Security Considerations

N/A

Test Plan

  • All existing TimerService tests must pass against the new persistent timer implementation, including the Jakarta Enterprise Beans TCK.

  • New tests will be added to the clustering integration testsuite to validate correctness of behavior of persistent timers with a cluster, including:

    • Validate that auto-timers are only ever created on a single cluster member.

    • Validate normal expiration of auto-timers and manually created single action, interval, and calendar persistent timers within stable cluster.

    • Validate that all timer types continue to trigger expirations without duplication after the cluster member that created them is stopped.

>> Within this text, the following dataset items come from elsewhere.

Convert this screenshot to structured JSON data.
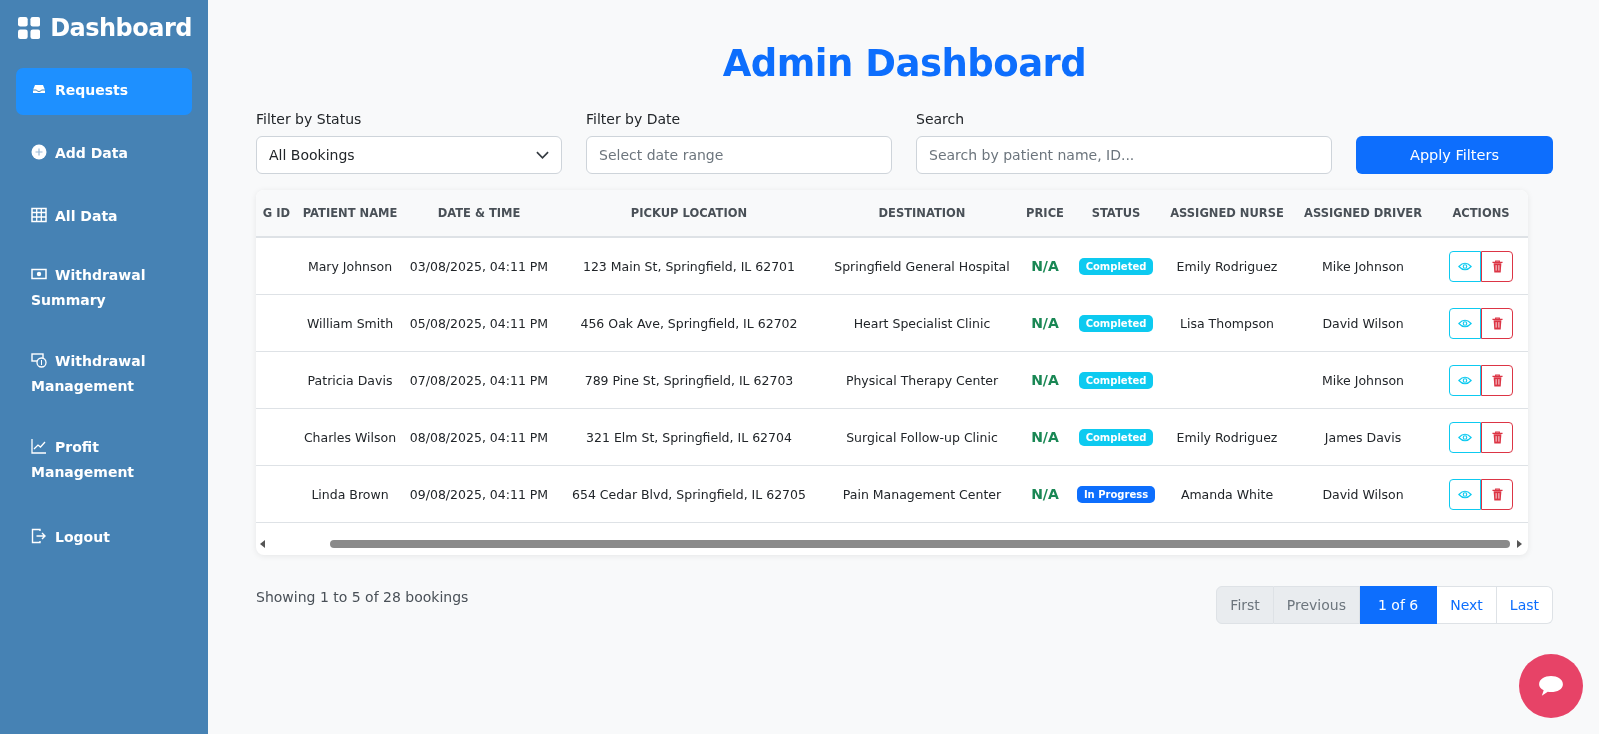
{
  "sidebar": {
    "brand": "Dashboard",
    "items": [
      {
        "label": "Requests",
        "selected": true
      },
      {
        "label": "Add Data",
        "selected": false
      },
      {
        "label": "All Data",
        "selected": false
      },
      {
        "label": "Withdrawal Summary",
        "selected": false
      },
      {
        "label": "Withdrawal Management",
        "selected": false
      },
      {
        "label": "Profit Management",
        "selected": false
      },
      {
        "label": "Logout",
        "selected": false
      }
    ]
  },
  "title": "Admin Dashboard",
  "filters": {
    "status_label": "Filter by Status",
    "status_value": "All Bookings",
    "date_label": "Filter by Date",
    "date_placeholder": "Select date range",
    "search_label": "Search",
    "search_placeholder": "Search by patient name, ID...",
    "apply_button": "Apply Filters"
  },
  "table": {
    "columns": [
      "G ID",
      "PATIENT NAME",
      "DATE & TIME",
      "PICKUP LOCATION",
      "DESTINATION",
      "PRICE",
      "STATUS",
      "ASSIGNED NURSE",
      "ASSIGNED DRIVER",
      "ACTIONS"
    ],
    "rows": [
      {
        "patient": "Mary Johnson",
        "datetime": "03/08/2025, 04:11 PM",
        "pickup": "123 Main St, Springfield, IL 62701",
        "destination": "Springfield General Hospital",
        "price": "N/A",
        "status": {
          "label": "Completed",
          "color": "#0dcaf0"
        },
        "nurse": "Emily Rodriguez",
        "driver": "Mike Johnson"
      },
      {
        "patient": "William Smith",
        "datetime": "05/08/2025, 04:11 PM",
        "pickup": "456 Oak Ave, Springfield, IL 62702",
        "destination": "Heart Specialist Clinic",
        "price": "N/A",
        "status": {
          "label": "Completed",
          "color": "#0dcaf0"
        },
        "nurse": "Lisa Thompson",
        "driver": "David Wilson"
      },
      {
        "patient": "Patricia Davis",
        "datetime": "07/08/2025, 04:11 PM",
        "pickup": "789 Pine St, Springfield, IL 62703",
        "destination": "Physical Therapy Center",
        "price": "N/A",
        "status": {
          "label": "Completed",
          "color": "#0dcaf0"
        },
        "driver": "Mike Johnson"
      },
      {
        "patient": "Charles Wilson",
        "datetime": "08/08/2025, 04:11 PM",
        "pickup": "321 Elm St, Springfield, IL 62704",
        "destination": "Surgical Follow-up Clinic",
        "price": "N/A",
        "status": {
          "label": "Completed",
          "color": "#0dcaf0"
        },
        "nurse": "Emily Rodriguez",
        "driver": "James Davis"
      },
      {
        "patient": "Linda Brown",
        "datetime": "09/08/2025, 04:11 PM",
        "pickup": "654 Cedar Blvd, Springfield, IL 62705",
        "destination": "Pain Management Center",
        "price": "N/A",
        "status": {
          "label": "In Progress",
          "color": "#0d6efd"
        },
        "nurse": "Amanda White",
        "driver": "David Wilson"
      }
    ]
  },
  "summary": "Showing 1 to 5 of 28 bookings",
  "pagination": [
    {
      "label": "First",
      "selected": false,
      "disabled": true
    },
    {
      "label": "Previous",
      "selected": false,
      "disabled": true
    },
    {
      "label": "1 of 6",
      "selected": true,
      "disabled": false
    },
    {
      "label": "Next",
      "selected": false,
      "disabled": false
    },
    {
      "label": "Last",
      "selected": false,
      "disabled": false
    }
  ]
}
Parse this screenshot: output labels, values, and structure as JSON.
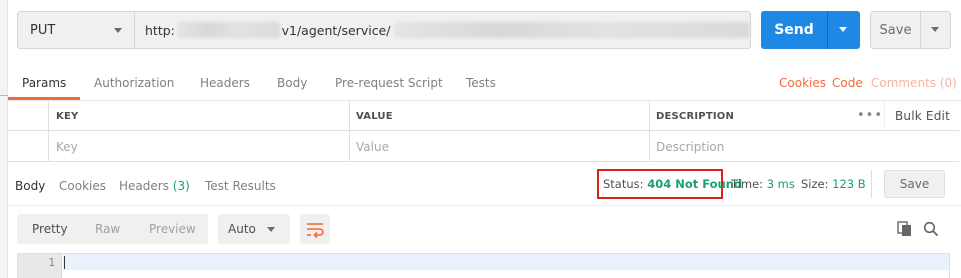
{
  "request": {
    "method": "PUT",
    "url_prefix": "http:",
    "url_middle": "v1/agent/service/",
    "send_label": "Send",
    "save_label": "Save"
  },
  "request_tabs": [
    "Params",
    "Authorization",
    "Headers",
    "Body",
    "Pre-request Script",
    "Tests"
  ],
  "request_links": {
    "cookies": "Cookies",
    "code": "Code",
    "comments": "Comments (0)"
  },
  "params_table": {
    "columns": [
      "KEY",
      "VALUE",
      "DESCRIPTION"
    ],
    "placeholders": {
      "key": "Key",
      "value": "Value",
      "description": "Description"
    },
    "more": "•••",
    "bulk_edit": "Bulk Edit"
  },
  "response": {
    "tabs": {
      "body": "Body",
      "cookies": "Cookies",
      "headers": "Headers",
      "headers_count": "(3)",
      "tests": "Test Results"
    },
    "status_label": "Status:",
    "status_value": "404 Not Found",
    "time_label": "Time:",
    "time_value": "3 ms",
    "size_label": "Size:",
    "size_value": "123 B",
    "save_label": "Save"
  },
  "viewer": {
    "modes": [
      "Pretty",
      "Raw",
      "Preview"
    ],
    "active_mode": "Pretty",
    "format": "Auto",
    "line_number": "1"
  },
  "colors": {
    "accent": "#f26b3a",
    "send": "#1e88e5",
    "success": "#1aa06b",
    "highlight_box": "#e0201a"
  },
  "icons": [
    "chevron-down-icon",
    "wrap-lines-icon",
    "copy-icon",
    "search-icon"
  ]
}
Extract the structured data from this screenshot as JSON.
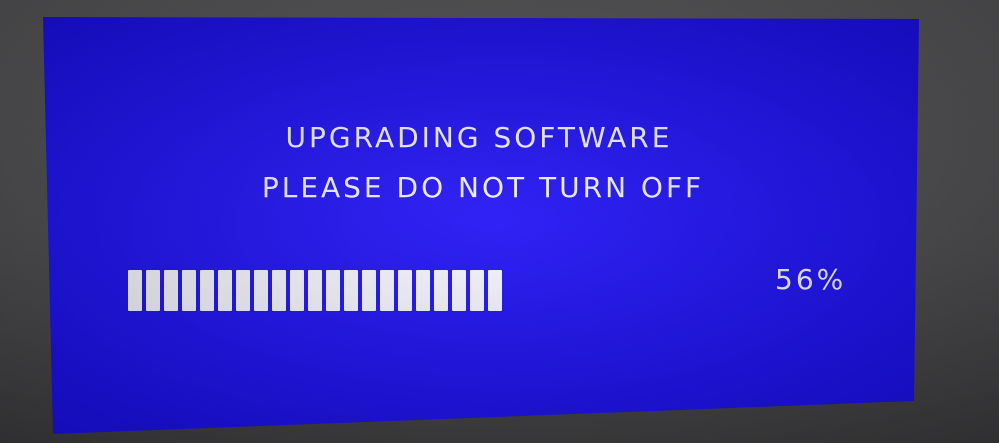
{
  "screen": {
    "line1": "UPGRADING SOFTWARE",
    "line2": "PLEASE DO NOT TURN OFF",
    "progress_percent_text": "56%",
    "progress_value": 0.56,
    "colors": {
      "screen_background": "#1a0ff0",
      "text": "#f2f2ff",
      "progress_fill": "#f6f6ff",
      "bezel": "#4e4e50"
    }
  }
}
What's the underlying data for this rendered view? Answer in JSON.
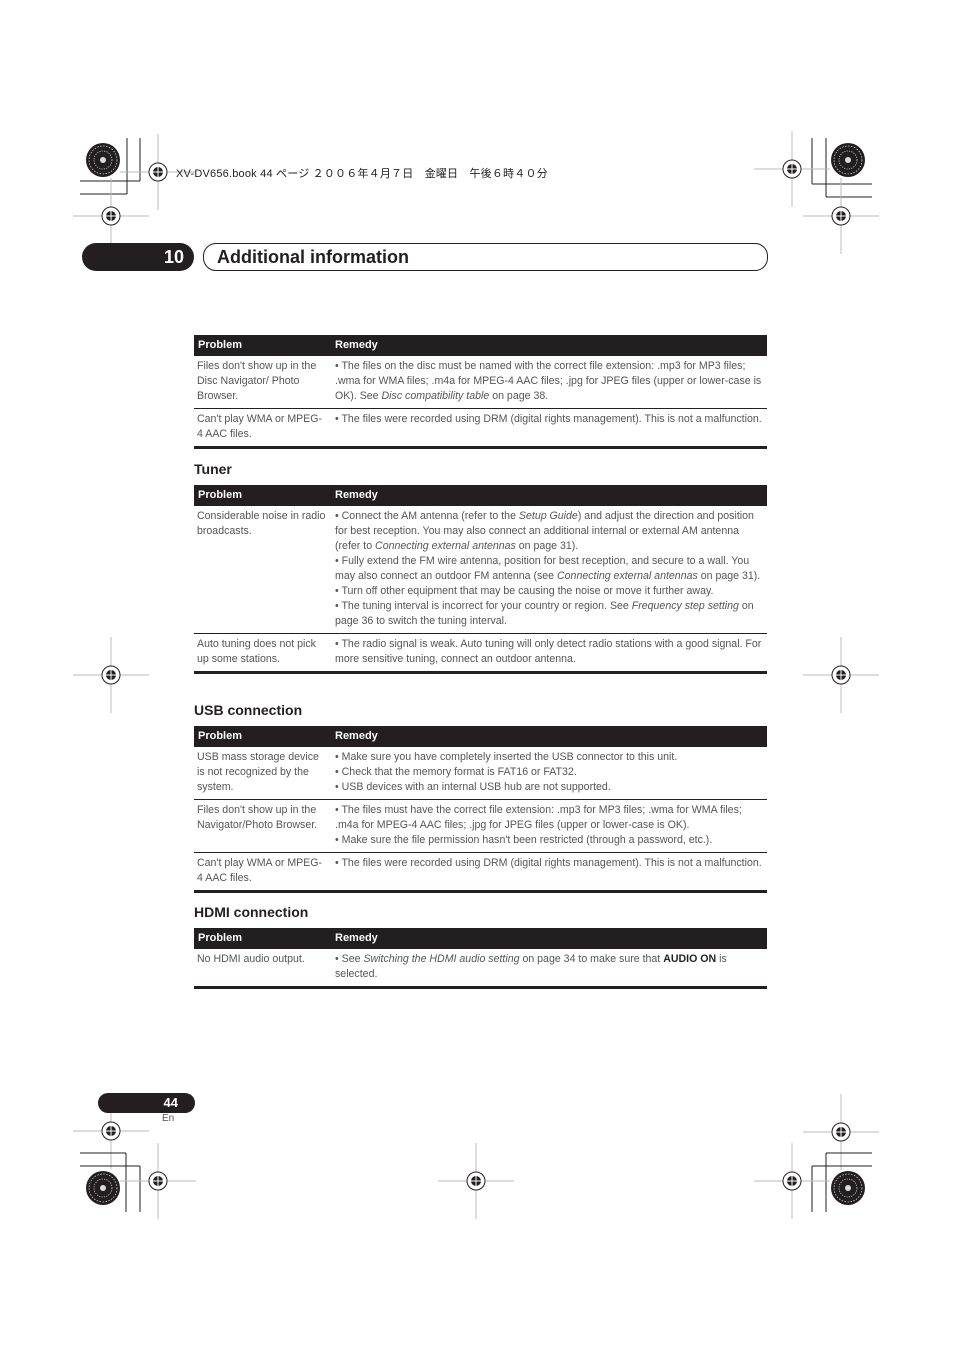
{
  "header": {
    "print_line": "XV-DV656.book  44 ページ  ２００６年４月７日　金曜日　午後６時４０分"
  },
  "chapter": {
    "number": "10",
    "title": "Additional information"
  },
  "tables": [
    {
      "section": "",
      "headers": [
        "Problem",
        "Remedy"
      ],
      "rows": [
        {
          "problem": "Files don't show up in the Disc Navigator/ Photo Browser.",
          "remedy": [
            [
              "• The files on the disc must be named with the correct file extension: .mp3 for MP3 files; .wma for WMA files; .m4a for MPEG-4 AAC files; .jpg for JPEG files (upper or lower-case is OK). See ",
              {
                "i": "Disc compatibility table"
              },
              " on page 38."
            ]
          ]
        },
        {
          "problem": "Can't play WMA or MPEG-4 AAC files.",
          "remedy": [
            [
              "• The files were recorded using DRM (digital rights management). This is not a malfunction."
            ]
          ]
        }
      ]
    },
    {
      "section": "Tuner",
      "headers": [
        "Problem",
        "Remedy"
      ],
      "rows": [
        {
          "problem": "Considerable noise in radio broadcasts.",
          "remedy": [
            [
              "• Connect the AM antenna (refer to the ",
              {
                "i": "Setup Guide"
              },
              ") and adjust the direction and position for best reception. You may also connect an additional internal or external AM antenna (refer to ",
              {
                "i": "Connecting external antennas"
              },
              " on page 31)."
            ],
            [
              "• Fully extend the FM wire antenna, position for best reception, and secure to a wall. You may also connect an outdoor FM antenna (see ",
              {
                "i": "Connecting external antennas"
              },
              " on page 31)."
            ],
            [
              "• Turn off other equipment that may be causing the noise or move it further away."
            ],
            [
              "• The tuning interval is incorrect for your country or region. See ",
              {
                "i": "Frequency step setting"
              },
              " on page 36 to switch the tuning interval."
            ]
          ]
        },
        {
          "problem": "Auto tuning does not pick up some stations.",
          "remedy": [
            [
              "• The radio signal is weak. Auto tuning will only detect radio stations with a good signal. For more sensitive tuning, connect an outdoor antenna."
            ]
          ]
        }
      ]
    },
    {
      "section": "USB connection",
      "headers": [
        "Problem",
        "Remedy"
      ],
      "rows": [
        {
          "problem": "USB mass storage device is not recognized by the system.",
          "remedy": [
            [
              "• Make sure you have completely inserted the USB connector to this unit."
            ],
            [
              "• Check that the memory format is FAT16 or FAT32."
            ],
            [
              "• USB devices with an internal USB hub are not supported."
            ]
          ]
        },
        {
          "problem": "Files don't show up in the Navigator/Photo Browser.",
          "remedy": [
            [
              "• The files must have the correct file extension: .mp3 for MP3 files; .wma for WMA files; .m4a for MPEG-4 AAC files; .jpg for JPEG files (upper or lower-case is OK)."
            ],
            [
              "• Make sure the file permission hasn't been restricted (through a password, etc.)."
            ]
          ]
        },
        {
          "problem": "Can't play WMA or MPEG-4 AAC files.",
          "remedy": [
            [
              "• The files were recorded using DRM (digital rights management). This is not a malfunction."
            ]
          ]
        }
      ]
    },
    {
      "section": "HDMI connection",
      "headers": [
        "Problem",
        "Remedy"
      ],
      "rows": [
        {
          "problem": "No HDMI audio output.",
          "remedy": [
            [
              "• See ",
              {
                "i": "Switching the HDMI audio setting"
              },
              " on page 34 to make sure that ",
              {
                "b": "AUDIO ON"
              },
              " is selected."
            ]
          ]
        }
      ]
    }
  ],
  "footer": {
    "page_number": "44",
    "language": "En"
  }
}
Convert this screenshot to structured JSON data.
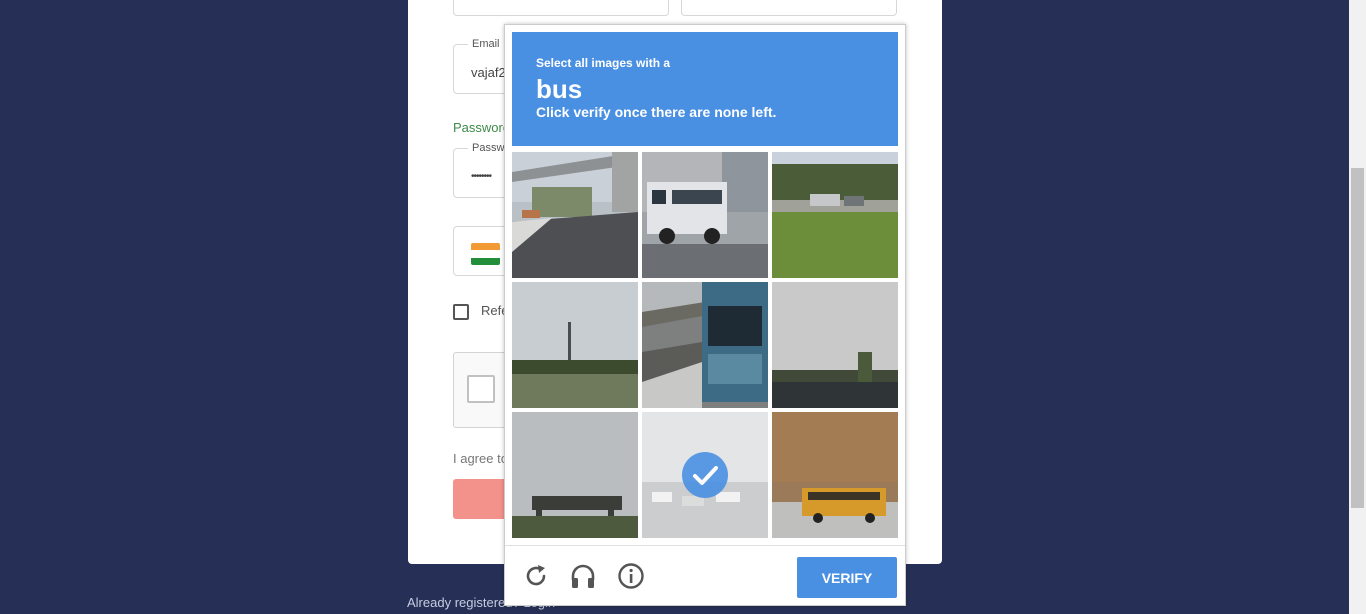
{
  "form": {
    "email_label": "Email",
    "email_value": "vajaf2",
    "password_hint": "Passworc",
    "password_label": "Passwo",
    "password_value": "••••••••",
    "referral_label": "Refe",
    "agree_text": "I agree to",
    "already_text": "Already registered? Login"
  },
  "challenge": {
    "line1": "Select all images with a",
    "target": "bus",
    "line2": "Click verify once there are none left.",
    "tiles": [
      {
        "name": "tile-overpass-road",
        "selected": false
      },
      {
        "name": "tile-white-bus",
        "selected": false
      },
      {
        "name": "tile-trucks-grass",
        "selected": false
      },
      {
        "name": "tile-pole-sky",
        "selected": false
      },
      {
        "name": "tile-bus-station",
        "selected": false
      },
      {
        "name": "tile-trees-sky",
        "selected": false
      },
      {
        "name": "tile-bridge",
        "selected": false
      },
      {
        "name": "tile-parking-lot",
        "selected": true
      },
      {
        "name": "tile-school-bus",
        "selected": false
      }
    ],
    "verify_label": "VERIFY",
    "icons": [
      "reload-icon",
      "headphones-icon",
      "info-icon"
    ]
  },
  "colors": {
    "page_bg": "#263056",
    "accent": "#4a90e2",
    "submit": "#f3928a"
  }
}
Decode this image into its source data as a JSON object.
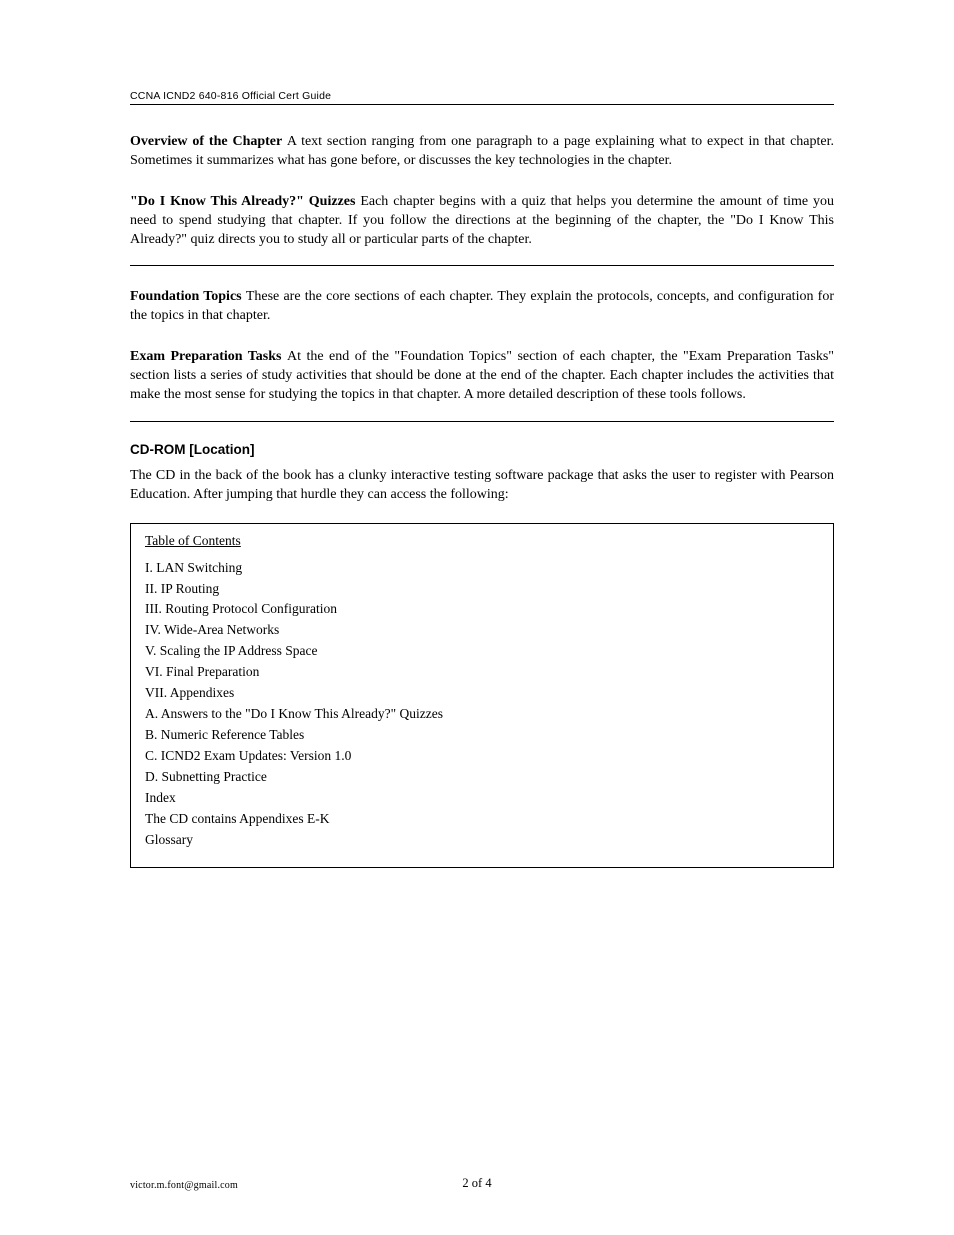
{
  "header": {
    "running_title": "CCNA ICND2 640-816 Official Cert Guide"
  },
  "section1": {
    "heading_bold": "Overview of the Chapter ",
    "heading_rest": "A text section ranging from one paragraph to ",
    "line2": "a page explaining what to expect in that chapter. Sometimes it summarizes what has gone before, or discusses the key technologies in the chapter."
  },
  "section2": {
    "label_bold": "\"Do I Know This Already?\" Quizzes ",
    "label_rest": "Each chapter begins with a quiz that",
    "line2": "helps you determine the amount of time you need to spend studying that chapter. If you follow the directions at the beginning of the chapter, the \"Do I Know This Already?\" quiz directs you to study all or particular parts of the chapter."
  },
  "section3": {
    "label_bold": "Foundation Topics ",
    "label_rest": "These are the core sections of each chapter. They",
    "line2": "explain the protocols, concepts, and configuration for the topics in that chapter."
  },
  "section4": {
    "label_bold": "Exam Preparation Tasks ",
    "label_rest": "At the end of the \"Foundation Topics\"",
    "line2": "section of each chapter, the \"Exam Preparation Tasks\" section lists a series of study activities that should be done at the end of the chapter. Each chapter includes the activities that make the most sense for studying the topics in that chapter. A more detailed description of these tools follows."
  },
  "item_heading": "CD-ROM [Location]",
  "item_para": "The CD in the back of the book has a clunky interactive testing software package that asks the user to register with Pearson Education. After jumping that hurdle they can access the following:",
  "toc": {
    "title": "Table of Contents",
    "items": [
      "I.   LAN Switching",
      "II.  IP Routing",
      "III. Routing Protocol Configuration",
      "IV. Wide-Area Networks",
      "V.  Scaling the IP Address Space",
      "VI. Final Preparation",
      "VII. Appendixes",
      "A. Answers to the \"Do I Know This Already?\" Quizzes",
      "B. Numeric Reference Tables",
      "C. ICND2 Exam Updates: Version 1.0",
      "D. Subnetting Practice",
      "Index",
      "The CD contains Appendixes E-K",
      "Glossary"
    ]
  },
  "footer": {
    "left": "victor.m.font@gmail.com",
    "page_number": "2 of 4"
  }
}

    • Validate that all timer types failback to original cluster member without duplication following restart.

Community Documentation

  • Add section to Jakarta Enterprise Bean documentation that describes the advantages of the distributed Jakarta Enterprise Bean TimerService and how to configure the ejb3 subsystem to use it.

  • Add documentation of distributable timer service resources to existing distributable-ejb subsystem documentation.

Release Note Content

This release adds a new distributed EJB timer implementation that leverages Infinispan to distribute and schedule persistent timers within a cluster, capable of scaling to large clusters.